Pacuméni secoua la tête d'un air triste.
« Il faut me laisser partir ! » protesta Joseph, « j'ai une famille, une femme, des enfants, des responsabilités ! »
« Tu dois comprendre que nous devons nous protéger, c'est notre loi ; aucun étranger qui découvre l'existence de Zarahemla ne doit en repartir. Si nous te laissons retourner chez toi, nous nous mettons en danger car tu connais l'emplacement de notre cité. Dis toi que si nous ne t'avions amené ici, tu serais mort, ton sort actuel est tout de même plus enviable. Fais toi donc une nouvelle vie ici, nous sommes un peuple civilisé, nous te traiterons bien. »
En réalisant qu'il était à jamais prisonnier de cet endroit, Joseph s'assit dans un coin, rentra sa tête entre ses genoux et se mit à sangloter. Pacuméni ouvrit la bouche pour rajouter quelque chose, mais il se reprit et lui donna une tape amicale sur l'épaule avant de le laisser seul.

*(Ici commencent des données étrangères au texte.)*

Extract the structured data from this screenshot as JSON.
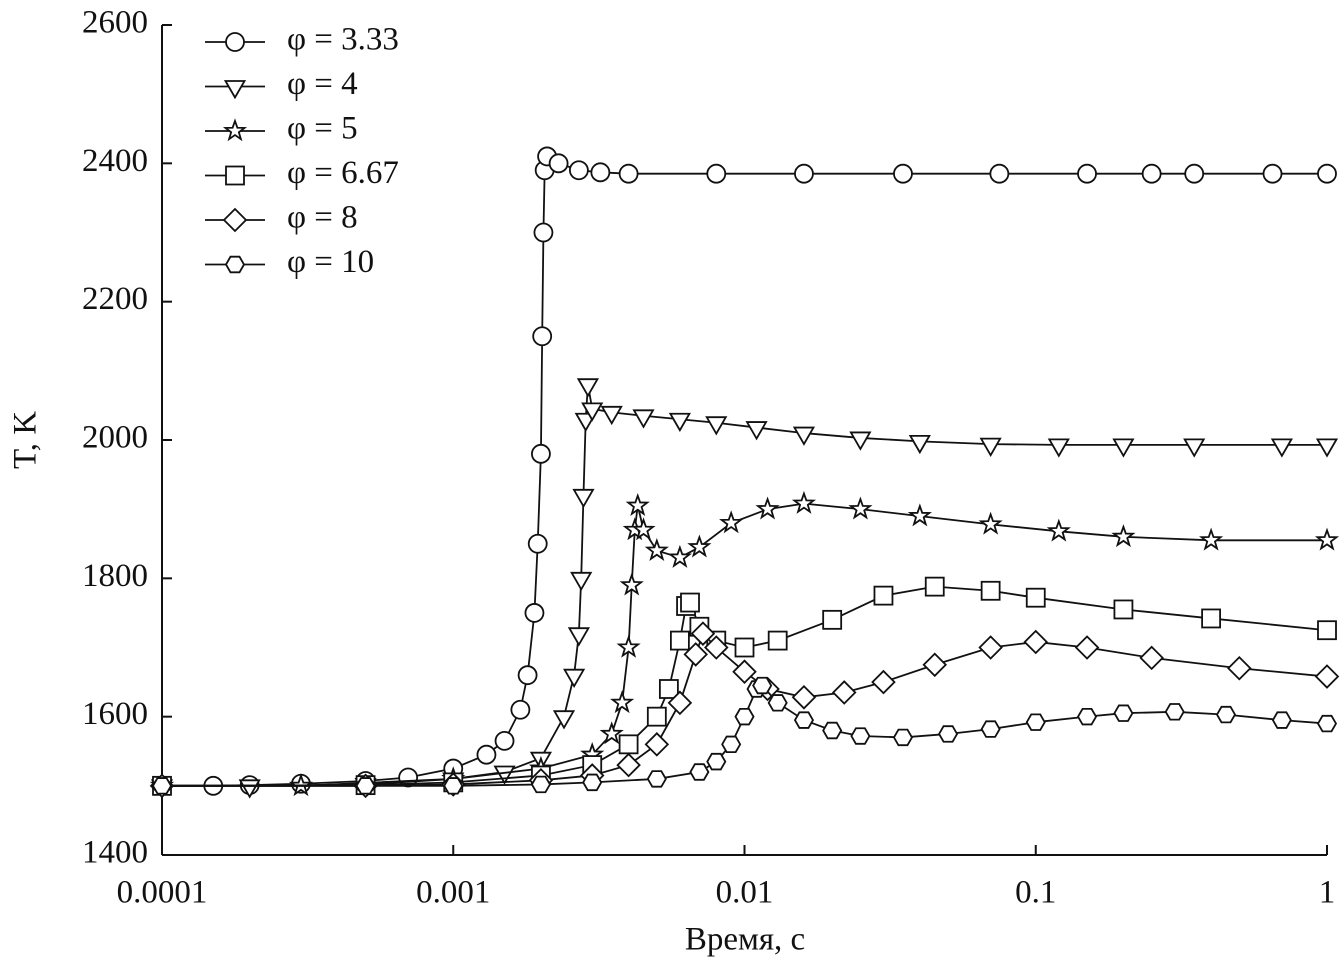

Pendant plusieurs jours, Joseph resta là, sans bouger, enfermé dans le mutisme, il ne touchait pas à la nourriture qu'on lui apportait et ne réagissait pas quand on l'interpellait. Il réfléchissait à un moyen de s'évader, le passage principal, l'arche de pierre qu'il avait empruntée à son arrivée était exclue ; il y avait toujours du monde de jour comme de nuit qui surveillait les lieux. Il lui fallait trouver une autre issue, il examinait la ligne montagneuse qui encerclait la cité, cherchant la moindre faille par laquelle il put passer, mais c'était très risqué, Zarahemla était entourée d'une masse rocheuse escarpée impossible à escalader, même pour l'alpiniste le plus expérimenté. Malgré cela, Joseph était près à tenter le coup, et tant pis s'il avait neuf chances sur dix d'y perdre la vie.

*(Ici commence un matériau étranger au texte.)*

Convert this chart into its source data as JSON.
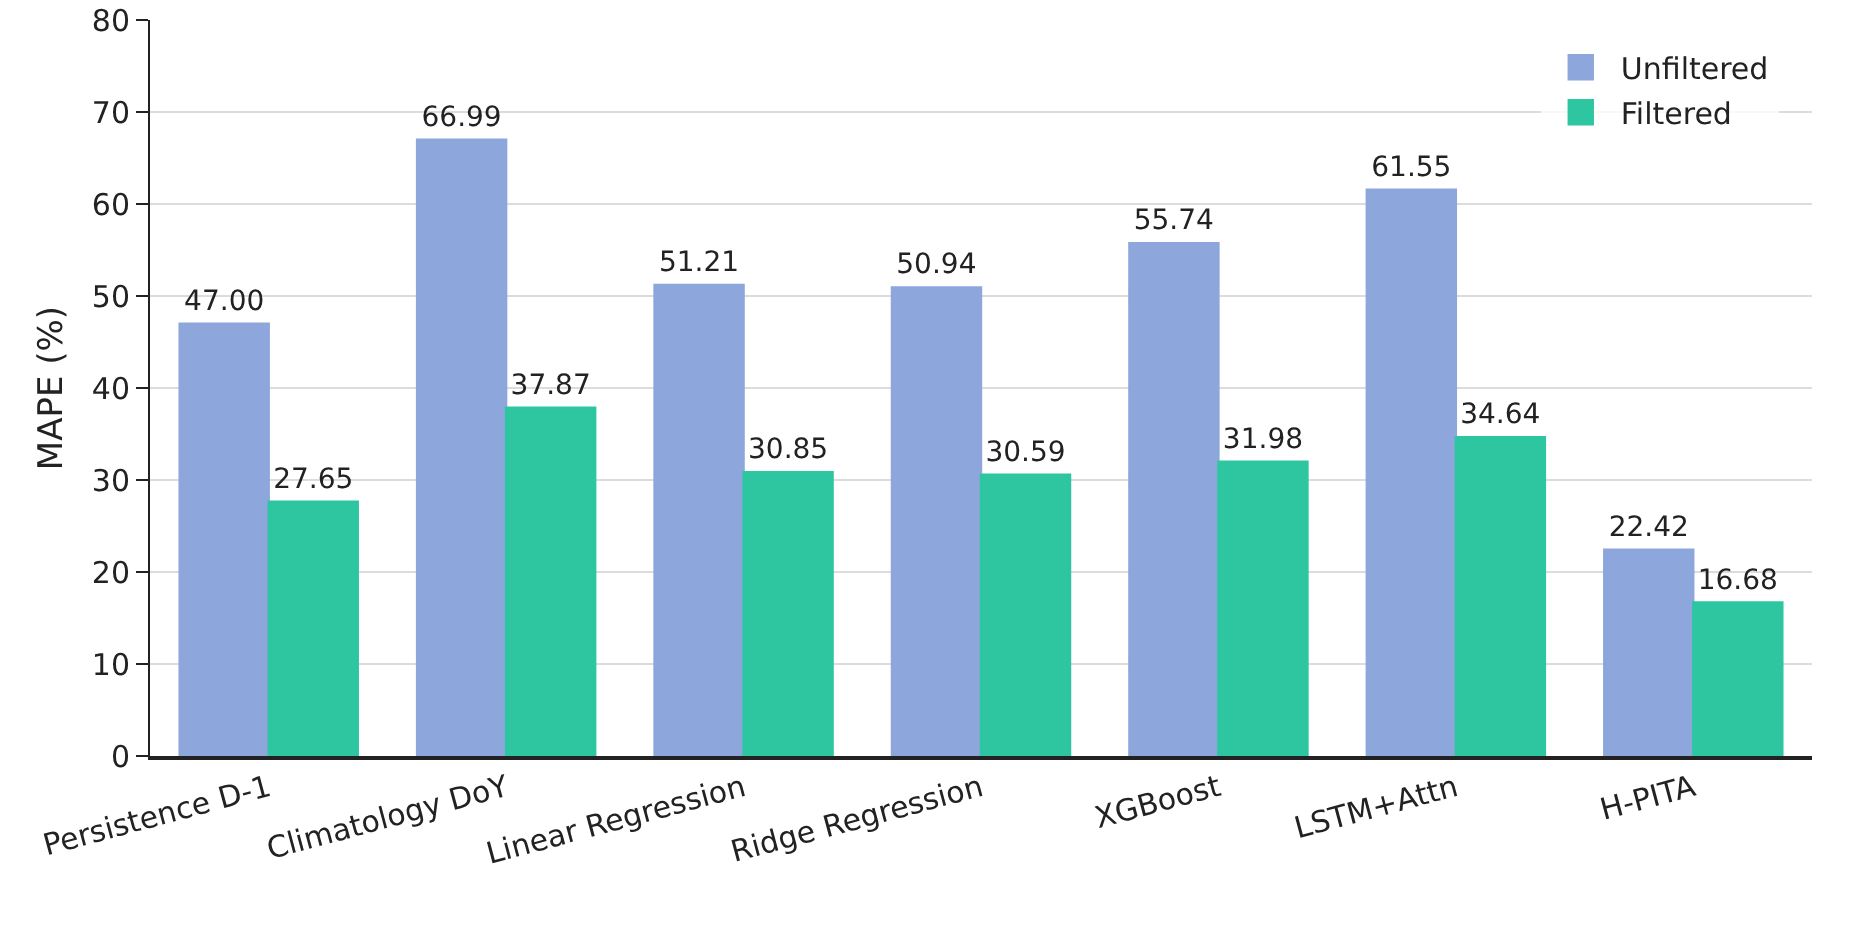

Il finit par sortir de son isolement et visita cette étrange cité de troglodytes où on voulait lui faire passer le reste de son existence. Il rencontra les habitants et fit leur connaissance. Il avait entrepris d'apprendre leur langue, que, grâce à son intelligence, il assimila rapidement et suffisamment pour avoir des conversations soutenues. Il vivait une expérience humaine hors du commun ; des gens du commun lui parlaient de leur vie quotidienne, de leurs espoirs, de leurs craintes, de leurs tâches ménagères et de leurs enfants. Ces derniers l'avaient pris en amitié et lui demandaient souvent de réparer leurs jouets, ou bien il leur en fabriquait avec son canif dans un morceau de bois. Il commençait à s'attacher à eux, tout en s'efforçant de garder une certaine distance émotionelle.
Sans oser se l'avouer, Joseph se plaisait beaucoup en ces lieux, bien qu'il n'eût pas perdu de vue l'idée de s'évader. S'il n'avait eu une famille, une épouse, des enfants et des paroissiens qui comptaient sur lui, il serait resté volontairement. Pendant ce temps, les préparatifs pour faire sauter l'arche de pierre avançaient ; des indiens venaient de partout par tribus entières pour s'installer dans la Nouvelle Zarahemla avant que l'accès n'en soit définitvement condamné, certains étaient de cet état, mais il y en avait aussi des états voisins, qui comptaient des descendants des Néphites et des Lamanites.
Le nombre des habitants de la cité allait bientôt doubler, mais ce n'était pas un problème, car la vallée était suffisamment vaste pour accueillir encore plus de monde, et ses ressources naturelles étaient quasi inépuisables. Les statistiques indiqueraient une baisse notable et inexpliquée de la population amérindienne dans la région, on attribuerait peut être ce phénomène à une épidémie, mais cela ne tracasserait personne chez les blancs régnant sur ce pays, pour qui les "natifs" constituaient une entrave au développement économique.
Le jour approchait, il y avait de moins en moins d'indiens qui arrivaient, et les hommes de Pacuméni commençaient à disposer de la dynamite aux abords de l'arche pour la faire sauter. C'était un peu la confusion, les nouveaux venus étaient en train de s'installer, et comme personne ne faisait attention à lui, Joseph put s'esquiver et se diriger vers une faille dans la falaise qu'il avait repérée, par laquelle il pensait avoir une chance de passer pour rejoindre l'extérieur.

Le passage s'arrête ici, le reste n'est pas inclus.